To check the accuracy of the TTNDFD test, diets with similar levels of neutral detergent fiber (NDF) were compared.
The forage in the diets was 100% corn silage, or two-thirds corn silage and one-third alfalfa, or one-third corn silage and two-thirds alfalfa or 100% alfalfa. All four diets contained roughly 50% forage and 50% concentrate.
“We ran the diets through our in vitro system and predicted what the dietary total-tract NDF digestibility should be. We got 38% for the diet with 100% of the forage as corn silage. As we added more of this high-digestible alfalfa, the fiber digestibility we predicted would go up, from 38% to 45%.”

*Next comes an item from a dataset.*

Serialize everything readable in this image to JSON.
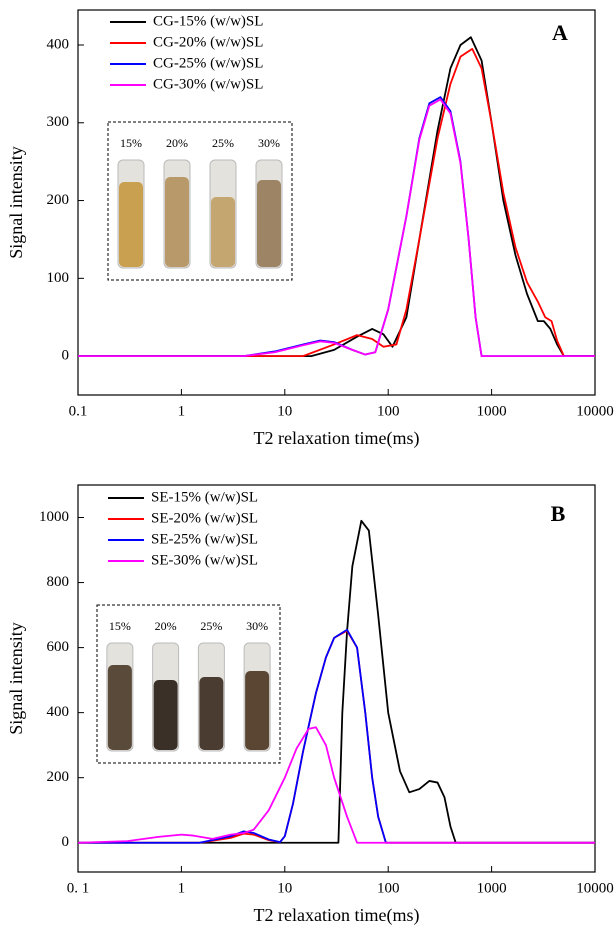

His predictions based on the lab test, Combs says, were then “matched to what the cows say” in feeding trials. The feeding study results matched what the in vitro TTNDFD test predicted. “They’re measured totally independently, and we see how closely they match up. The TTNDFD predictions have been matching up very, very well with what we’ve actually measured in the cows.”
A number of Hi-Gest low-lignin alfalfa check-plot samples were put through the TTNDFD test and compared to conventional alfalfas. The Hi-Gest variety averaged seven units higher in digestibility, he says.
“Total-tract digestibility is going to face some pretty strong headwinds” against other ways of measuring forage quality, including “the gold standard” – in vitro 30-hour NDF digestibility, says Mike Hutjens, emeritus University of Illinois Extension dairy nutritionist.
“But the 30-hour was an index, and this is a hard value. TTNDFD is based on really great science.
“Beyond that, it’s going to give a little bit of an edge to alfalfa and grasses” over corn silage, he adds.